こうして紹介されたことにより、大元のWebサイトが恩恵を受けられるかというと、そうでもありません。検索した人はGoogle上の解説だけで満足するため、ほとんどリンクをクリックしないのです。

SEOとは2

▲プルダウンをクリックすることで、よくある質問の詳細にもアクセスできる。もちろん大元のページには飛ばずに

Googleの新しいキャッチフレーズは、「Do the Right Thing(正しいことをしよう)」になりました。しかし、はたしてGoogleは本当に正しいことをしているのでしょうか。
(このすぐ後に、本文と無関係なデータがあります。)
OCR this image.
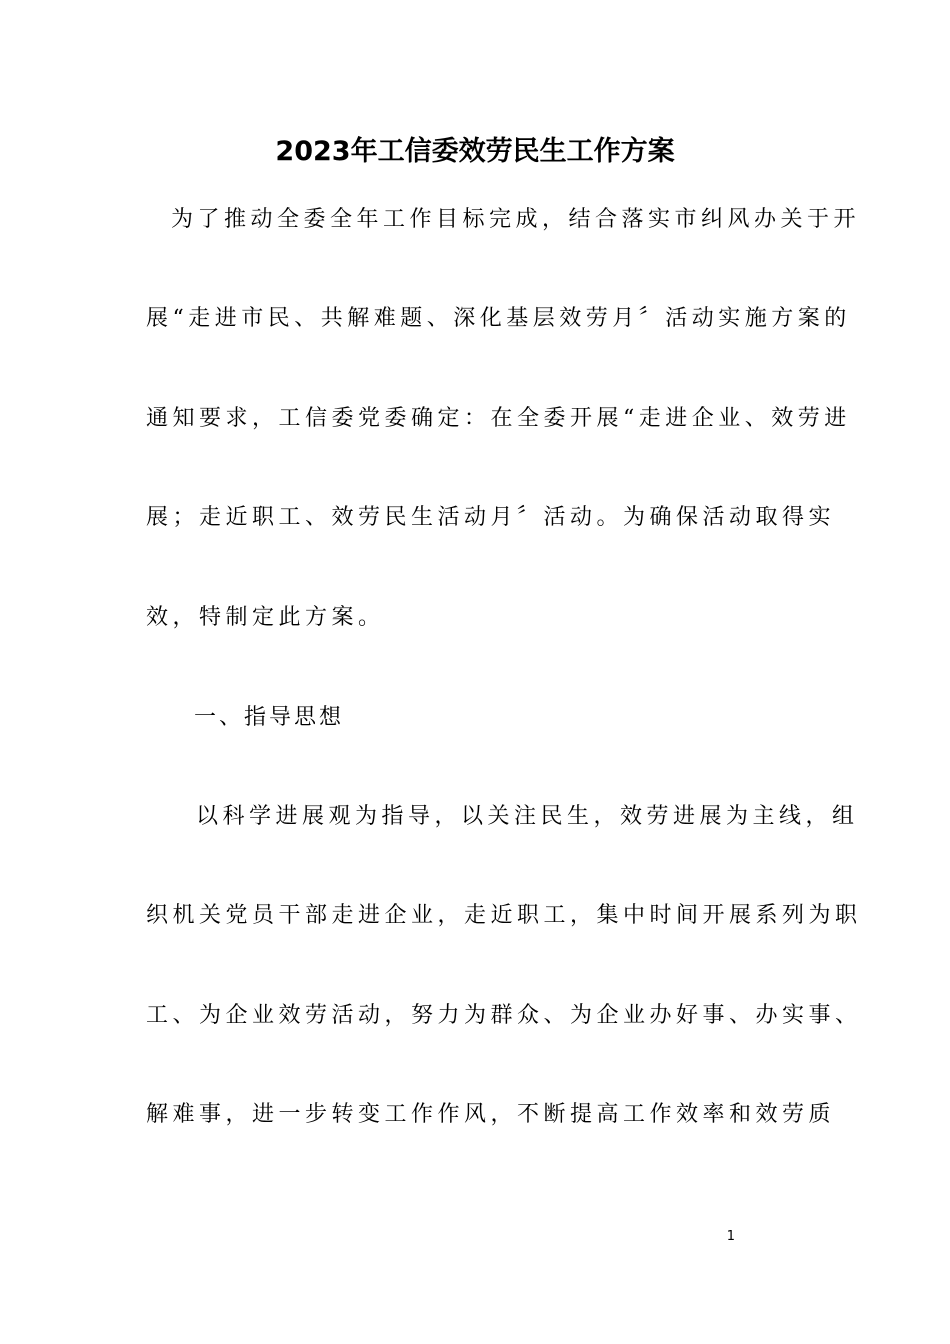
2023年工信委效劳民生工作方案

为了推动全委全年工作目标完成，结合落实市纠风办关于开

展“走进市民、共解难题、深化基层效劳月〞活动实施方案的

通知要求，工信委党委确定：在全委开展“走进企业、效劳进

展；走近职工、效劳民生活动月〞活动。为确保活动取得实

效，特制定此方案。

一、指导思想

以科学进展观为指导，以关注民生，效劳进展为主线，组

织机关党员干部走进企业，走近职工，集中时间开展系列为职

工、为企业效劳活动，努力为群众、为企业办好事、办实事、

解难事，进一步转变工作作风，不断提高工作效率和效劳质

1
上記のような現状を見ると、「最高のユーザー体験を提供する」という主張の裏で、コンテンツの制作者が搾取されているようにも思えます。

Googleから対価を得られた企業もあるが……

Rupert Murdoch’s News Corporationを含むいくつかの企業は、自分たちが配信しているニュースを無償で公開することによって、GoogleやFacebookが広告で巨万の富を築いていることに不満を抱きました。Googleが無償で情報を公開してしまうため、広告収入が減り、貴重な資金を投資してつくったコンテンツを搾取されていると感じていたのです。

そんななか2021年、オーストラリアではメディア企業がGoogleやFacebookから対価を得られるような契約が結ばれました。ACCC(オーストラリア競争・消費者委員会)がGoogleを交渉の場に立たせたことで、このような取引が実現したといえます。Googleはこれまでに、地元のメディア企業2社に対して6000万ドルを支払うに至りました。

しかしGoogleは、70億ドルの収益をあげていながら、オーストラリア政府に支払っている税金は8500万ドルと、売上の1%未満です。このようなGoogleからしてみれば、6000万ドルはそれほど大きな額ではないかもしれません。しかし、前進であることは確かでしょう。

ただ、中小企業については依然として問題が残っています。大企業と違い、中小企業にはFacebookやGoogleを相手取るだけの交渉力がないため、搾取の構図を変えるのは難しいかもしれません。

Googleはユーザー側に向いている

Googleは、優れたコンテンツを識別するためのアルゴリズムを使っています。しかしそれは、コンテンツを作る側のために開発されたアルゴリズムではありません。

Googleが検索結果に情報を掲載することで、クリエイターへの広告収入は減り、逆にGoogleの収入が増えているのが現状です。

大規模なメディアは、Googleと交渉して対価を得られるかもしれません。しかし小規模メディアの交渉力では、Googleから対価を得ることは難しいでしょう。残念ながら、これからも小規模メディア会社の受難は続きそうです。